In Alzheimer’s disease the amyloid protein builds up to form clumps, that trigger damage the brain and the symptoms of the disease. One of the molecules that regulates how much amyloid builds up is called SORLA.
Scientists have found strong links between SORLA and Alzheimer’s disease risk in mice, however, not many studies have looked at human cells. This pilot project, led by Dr Evans at the University of Edinburgh, will fill this gap in our current understanding.
Among other things, SORLA acts as a cargo molecule. It takes amyloid proteins to part of the cell where they can be broken down. This means when there is less SORLA more amyloid builds up and causes damage to the brain.
Some people have a genetic mutation in the DNA that provides the instructions for a cell to make the SORLA protein, which increases their risk of developing Alzheimer’s disease.
Dr Evans will use stem cell techniques to generate nerve cells that will produce the clumps of amyloid protein that we see in Alzheimer’s disease. She will delete the genes that make SORLA in these cells and measure their survival rate. She will also look at changes in the structure and function of the cells and other indications of Alzheimer’s disease.
The next step of Dr Evan’s research will be to compare normal human nerve cells to nerve cells lacking SORLA and to nerve cells with extra SORLA. From these results, Dr Evans will be able to describe how levels of SORLA increase someone’s risk of developing Alzheimer’s disease.

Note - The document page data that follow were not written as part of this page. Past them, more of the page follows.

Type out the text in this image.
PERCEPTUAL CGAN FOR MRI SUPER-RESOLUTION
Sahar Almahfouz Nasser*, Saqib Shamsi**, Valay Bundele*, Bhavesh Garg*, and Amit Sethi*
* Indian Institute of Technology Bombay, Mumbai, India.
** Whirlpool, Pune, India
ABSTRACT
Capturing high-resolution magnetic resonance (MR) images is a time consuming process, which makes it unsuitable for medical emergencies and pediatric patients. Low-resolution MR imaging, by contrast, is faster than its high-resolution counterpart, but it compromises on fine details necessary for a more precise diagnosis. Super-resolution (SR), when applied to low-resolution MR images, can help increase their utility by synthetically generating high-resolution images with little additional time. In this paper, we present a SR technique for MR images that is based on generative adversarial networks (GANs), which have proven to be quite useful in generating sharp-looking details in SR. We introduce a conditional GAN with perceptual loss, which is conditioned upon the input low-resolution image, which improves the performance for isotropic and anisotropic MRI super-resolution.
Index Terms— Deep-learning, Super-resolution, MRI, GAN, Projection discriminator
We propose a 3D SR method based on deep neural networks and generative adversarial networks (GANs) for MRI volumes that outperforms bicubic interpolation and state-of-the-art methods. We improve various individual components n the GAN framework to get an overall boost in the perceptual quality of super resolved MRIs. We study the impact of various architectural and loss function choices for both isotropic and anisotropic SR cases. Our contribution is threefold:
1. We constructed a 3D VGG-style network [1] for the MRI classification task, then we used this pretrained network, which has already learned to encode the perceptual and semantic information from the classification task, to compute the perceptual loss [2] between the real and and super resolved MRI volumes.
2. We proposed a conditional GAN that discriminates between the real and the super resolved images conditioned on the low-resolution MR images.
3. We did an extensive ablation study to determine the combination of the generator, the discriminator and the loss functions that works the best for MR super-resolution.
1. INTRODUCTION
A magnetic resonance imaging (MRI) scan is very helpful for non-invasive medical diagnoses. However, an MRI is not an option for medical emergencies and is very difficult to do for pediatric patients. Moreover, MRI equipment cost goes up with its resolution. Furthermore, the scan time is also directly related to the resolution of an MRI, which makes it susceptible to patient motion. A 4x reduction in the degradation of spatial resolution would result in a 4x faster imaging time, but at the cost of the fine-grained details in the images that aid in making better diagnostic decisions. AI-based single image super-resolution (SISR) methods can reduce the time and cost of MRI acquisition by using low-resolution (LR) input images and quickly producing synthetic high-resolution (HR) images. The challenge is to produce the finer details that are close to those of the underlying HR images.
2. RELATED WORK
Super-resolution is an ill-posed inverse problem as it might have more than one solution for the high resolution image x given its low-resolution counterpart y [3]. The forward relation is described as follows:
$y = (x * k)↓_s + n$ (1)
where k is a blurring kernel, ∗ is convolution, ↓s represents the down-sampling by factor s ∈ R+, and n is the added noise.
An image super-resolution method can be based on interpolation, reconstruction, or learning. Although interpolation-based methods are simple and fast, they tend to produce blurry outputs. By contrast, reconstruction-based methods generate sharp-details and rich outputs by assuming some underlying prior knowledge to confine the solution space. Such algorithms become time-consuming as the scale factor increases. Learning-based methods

In the future she hopes this research will allow scientists to test for drugs that target SORLA.
We must continue to press for progress in dementia research.
Understanding the underlying disease mechanisms using genetic insights is a fundamental grounding for research. I’m extremely grateful to Alzheimer’s Research UK’s supporters for making my research possible. This avenue could lead to new ways of understanding, detecting, and treating diseases like Alzheimer’s.